00:11So the biggest mistake that most people make is try and think that money will be made very quickly
00:16and that's not possible. I'll take you back to a fascinating conversation that happened
00:20between Bill Gates and Warren Buffett. Both of them are one of the richest people that
00:24the world has seen and Bill Gates is asking Warren Buffett, hey Warren, your investing
00:28style is just so simple that you invest and you invest for a really long time
00:32and you've gotten so rich because of that. How is it that so many people don't follow
00:35your advice and get rich? And Warren Buffett says, well Bill, it's because
00:39no one wants to get rich slowly. And that's message one. If you're starting early,
00:45if you're starting around your 20s, that's the best time to start because that 10-15
00:50years that you give to your investments is going to compound at a rate that is absolutely
00:55not desirable to the human mind. Do not focus yourself on, I need to start with a lot of money
01:01to start investing. Instead, focus on how long can I invest so that this becomes a materially big
01:07amount. It's called the 50-30-20 rule and it's one of the most fundamental rules of investing.

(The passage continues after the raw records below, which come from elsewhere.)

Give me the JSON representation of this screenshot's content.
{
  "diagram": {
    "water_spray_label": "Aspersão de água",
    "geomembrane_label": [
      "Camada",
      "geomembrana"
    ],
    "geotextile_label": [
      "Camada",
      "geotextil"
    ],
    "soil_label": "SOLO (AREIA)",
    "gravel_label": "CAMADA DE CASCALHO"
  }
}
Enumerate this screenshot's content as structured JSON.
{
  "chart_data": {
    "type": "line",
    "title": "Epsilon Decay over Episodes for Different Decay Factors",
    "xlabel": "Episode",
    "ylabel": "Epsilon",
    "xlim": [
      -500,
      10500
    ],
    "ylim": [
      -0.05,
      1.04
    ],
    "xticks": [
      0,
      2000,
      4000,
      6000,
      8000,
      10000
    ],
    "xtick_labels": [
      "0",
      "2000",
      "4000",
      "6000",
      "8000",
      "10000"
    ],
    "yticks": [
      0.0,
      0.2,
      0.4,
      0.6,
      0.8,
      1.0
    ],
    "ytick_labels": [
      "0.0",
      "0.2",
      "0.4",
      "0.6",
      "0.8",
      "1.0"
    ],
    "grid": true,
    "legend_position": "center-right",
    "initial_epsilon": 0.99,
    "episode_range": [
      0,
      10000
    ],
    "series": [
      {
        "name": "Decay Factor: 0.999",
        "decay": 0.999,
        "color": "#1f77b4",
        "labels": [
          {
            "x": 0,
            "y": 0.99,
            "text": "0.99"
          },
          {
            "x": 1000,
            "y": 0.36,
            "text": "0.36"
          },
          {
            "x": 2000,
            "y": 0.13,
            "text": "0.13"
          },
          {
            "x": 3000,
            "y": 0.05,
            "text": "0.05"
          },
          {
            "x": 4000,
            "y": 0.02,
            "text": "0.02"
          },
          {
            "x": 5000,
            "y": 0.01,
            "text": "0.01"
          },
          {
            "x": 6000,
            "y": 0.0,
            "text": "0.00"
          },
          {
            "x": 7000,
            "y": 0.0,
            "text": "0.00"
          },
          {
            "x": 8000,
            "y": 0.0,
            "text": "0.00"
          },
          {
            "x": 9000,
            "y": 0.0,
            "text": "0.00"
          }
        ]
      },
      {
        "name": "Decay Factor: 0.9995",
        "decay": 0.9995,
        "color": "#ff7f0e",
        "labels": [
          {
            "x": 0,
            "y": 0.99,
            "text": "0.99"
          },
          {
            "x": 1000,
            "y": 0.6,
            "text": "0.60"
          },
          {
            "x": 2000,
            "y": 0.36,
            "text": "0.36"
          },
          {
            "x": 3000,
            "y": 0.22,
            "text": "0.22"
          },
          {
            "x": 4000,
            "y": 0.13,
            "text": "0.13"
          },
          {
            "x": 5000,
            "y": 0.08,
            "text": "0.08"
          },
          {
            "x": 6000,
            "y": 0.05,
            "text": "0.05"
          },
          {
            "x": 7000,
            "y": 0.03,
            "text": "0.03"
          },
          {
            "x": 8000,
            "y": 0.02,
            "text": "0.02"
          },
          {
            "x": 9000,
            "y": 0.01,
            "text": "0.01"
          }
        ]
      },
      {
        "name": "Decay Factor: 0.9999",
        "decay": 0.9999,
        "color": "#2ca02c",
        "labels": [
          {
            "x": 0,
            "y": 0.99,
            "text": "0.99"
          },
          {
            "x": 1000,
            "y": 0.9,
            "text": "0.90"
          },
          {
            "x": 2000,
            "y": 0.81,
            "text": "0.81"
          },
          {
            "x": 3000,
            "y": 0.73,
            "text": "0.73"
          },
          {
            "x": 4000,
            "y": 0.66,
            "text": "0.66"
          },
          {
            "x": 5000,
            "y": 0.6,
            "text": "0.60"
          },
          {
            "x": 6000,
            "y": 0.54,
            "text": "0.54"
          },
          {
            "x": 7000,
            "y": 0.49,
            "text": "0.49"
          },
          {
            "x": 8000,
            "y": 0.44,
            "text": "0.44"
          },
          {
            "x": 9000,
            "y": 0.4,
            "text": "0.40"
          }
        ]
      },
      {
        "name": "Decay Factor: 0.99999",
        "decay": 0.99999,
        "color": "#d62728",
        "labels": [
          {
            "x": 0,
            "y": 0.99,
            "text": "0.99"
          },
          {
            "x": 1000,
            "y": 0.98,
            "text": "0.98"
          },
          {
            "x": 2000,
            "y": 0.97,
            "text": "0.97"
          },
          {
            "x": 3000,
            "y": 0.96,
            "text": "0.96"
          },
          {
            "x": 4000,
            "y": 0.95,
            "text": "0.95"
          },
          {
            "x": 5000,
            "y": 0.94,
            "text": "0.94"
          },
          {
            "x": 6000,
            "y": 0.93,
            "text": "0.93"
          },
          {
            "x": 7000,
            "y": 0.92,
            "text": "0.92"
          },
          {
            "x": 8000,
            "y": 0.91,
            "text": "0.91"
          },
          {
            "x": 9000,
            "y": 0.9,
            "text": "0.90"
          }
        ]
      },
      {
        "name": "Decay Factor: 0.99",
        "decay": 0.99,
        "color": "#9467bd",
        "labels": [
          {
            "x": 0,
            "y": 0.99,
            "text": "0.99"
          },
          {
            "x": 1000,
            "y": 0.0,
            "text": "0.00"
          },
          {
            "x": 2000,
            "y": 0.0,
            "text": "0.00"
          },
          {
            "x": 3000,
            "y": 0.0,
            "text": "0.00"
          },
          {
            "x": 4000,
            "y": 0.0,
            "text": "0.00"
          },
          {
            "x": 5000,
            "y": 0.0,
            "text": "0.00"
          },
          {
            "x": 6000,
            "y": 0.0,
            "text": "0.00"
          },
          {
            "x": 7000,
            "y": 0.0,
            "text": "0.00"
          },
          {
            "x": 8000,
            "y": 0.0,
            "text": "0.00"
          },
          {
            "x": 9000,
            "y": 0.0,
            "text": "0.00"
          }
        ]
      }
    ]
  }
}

01:20What this means is 50% of what money you make needs to go towards your needs and these are
01:27things that you can't opt out of. These will be your EMIs, these will be your bills, these will
01:32be your utilities, your food, your transportation, the necessity items that you need to spend. The
01:39key here is don't go beyond 50. So don't take on more loans than you can afford. Then the remaining
01:4530% is towards what are your needs. So these are things that you want to do because you have a life.
01:52Yes, you want to go out occasionally. Yes, you want a nice happy phone. Yes, you want good clothes.
01:57Yes, you want to take a vacation. All of that should be within the 30%
02:02and then the final 20% is what you invest and that's the discipline.
02:07FOMO is going to get you to consider investments that you may not have earlier because lately
02:14there have been a lot of FOMO investments that have been made in asset classes which are very
02:18very risky and that's great. You still want to drive that risk because it may give you a high
02:24return but it'll be foolish of you to invest in something that you do not fully understand
02:30purely because you don't know how to do it. You don't know how to do it because you don't
02:35understand purely because of FOMO. Invest in things that you understand. Invest in things
02:41because you believe in them. Invest in things because you have that money and that risk appetite
02:46too and then after that let it compound over time.